Here’s an op-ed I wrote for my old paper, The Virginian-Pilot, about Virginia’s current unpleasantness:
I feel Gov. Ralph Northam’s pain.
As a fellow native Virginian with deep Southern roots, the governor’s travails over a racist photo on his medical school yearbook page cut a little too close to the bone for me.
Like him, I am a descendant of slave owners. And like him, I grew up in a small Virginia town where racism – slavery’s toxic legacy – was as pervasive as the air we breathed.
I wrote a book about my family’s slave-owning history – which I only discovered late in life – and about my struggle to come to terms with it. In the book, I cite a series of anecdotes illustrating the racist mindset of the segregated all-white cocoon in which I grew up.
For example, I tell the story of the time my father took me to a minstrel show at the local high school in which white men – pillars of the all-white Baptist church I attended – put on blackface and engaged in exaggerated caricatures of African-Americans for laughs. A young child at the time, I was oblivious to the pain that such displays caused African-Americans. Looking back on it today makes me cringe.

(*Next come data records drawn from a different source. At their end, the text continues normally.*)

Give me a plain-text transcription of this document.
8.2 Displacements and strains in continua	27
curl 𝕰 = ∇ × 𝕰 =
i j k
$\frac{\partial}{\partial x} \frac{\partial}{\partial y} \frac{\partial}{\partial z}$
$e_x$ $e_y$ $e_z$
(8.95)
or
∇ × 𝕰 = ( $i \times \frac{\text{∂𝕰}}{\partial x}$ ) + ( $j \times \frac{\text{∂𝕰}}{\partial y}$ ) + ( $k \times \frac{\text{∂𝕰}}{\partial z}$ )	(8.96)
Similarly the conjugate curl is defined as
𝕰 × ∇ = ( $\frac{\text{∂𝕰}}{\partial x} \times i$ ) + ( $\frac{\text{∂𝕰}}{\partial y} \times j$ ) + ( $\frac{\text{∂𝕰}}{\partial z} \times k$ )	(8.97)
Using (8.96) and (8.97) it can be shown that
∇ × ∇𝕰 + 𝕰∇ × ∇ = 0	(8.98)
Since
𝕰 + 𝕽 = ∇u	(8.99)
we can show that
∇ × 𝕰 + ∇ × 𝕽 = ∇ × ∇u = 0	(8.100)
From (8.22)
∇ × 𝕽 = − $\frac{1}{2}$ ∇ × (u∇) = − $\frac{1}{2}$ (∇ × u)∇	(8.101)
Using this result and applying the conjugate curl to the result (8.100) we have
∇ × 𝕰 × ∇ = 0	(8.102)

That was in the 1950s. The governor’s yearbook photo was published in the 1980s, when he was a 24-year-old medical student. And now we learn that Attorney General Mark Herring, too, donned blackface to portray a rapper at a party when he was a 19-year-old undergraduate, also in the 1980s. Moreover, The Virginian-Pilot reported Thursday that Senate Majority Leader Tommy Norment edited a yearbook at Virginia Military Institute in the late 1960s that was full of racist photos and slurs, including blackface.
Incredibly, blackface displays have shown a stubborn persistence into the 21st century. There’s been a spate of media reports about blackface parties, photos and videos emanating from college fraternities and sororities all over the country in the past five years.
In a recent Washington Post op-ed and a forthcoming book, Princeton historian Rhae Lynn Barnes explains how blackface minstrelsy was a hugely popular form of entertainment all over the United States for more than a century, nowhere more than in Virginia. Barnes points out that the University of Virginia yearbook “Corks & Curls” – still its name today – took its inspiration from the burned cork that minstrel performers used to blacken their faces and the curly black wigs they wore on stage.
None of this excuses Gov. Northam’s appearance in his yearbook photo – if in fact he is one of the two young men in the picture, one in blackface and one in Ku Klux Klan garb. He now says he is not. If that turns out to be the case, I would suggest that the widespread calls for his resignation might have been premature.
He does admit blackening his face to portray Michael Jackson in a dance contest that same year, which strikes me as a somewhat less egregious offense. That revelation, it should be noted, probably would never have come to light if the governor hadn’t brought it up himself. The incident seems roughly analogous to Herring’s blackface moment – to which Herring, too, confessed voluntarily.
But whether or not any of them is forced out of office over an act of stupidity and racial insensitivity decades ago, I believe this affair affords Northam, Herring and Norment a golden opportunity to lead a much-needed conversation about racism and white privilege. This could be a teachable moment for Virginia and the country.
In my book, I tell how I sought out the present-day descendants of the people my ancestors enslaved. They and I have had many deep and frank discussions about our painful shared history. We have become good friends.
I suggest we should follow the example set by South Africa after the collapse of its apartheid system: a truth and reconciliation commission to expose and acknowledge our racist history and work toward forgiveness and healing.
Examining my own family’s role in slavery and its legacy was cathartic. I believe the same could be true for my state and nation.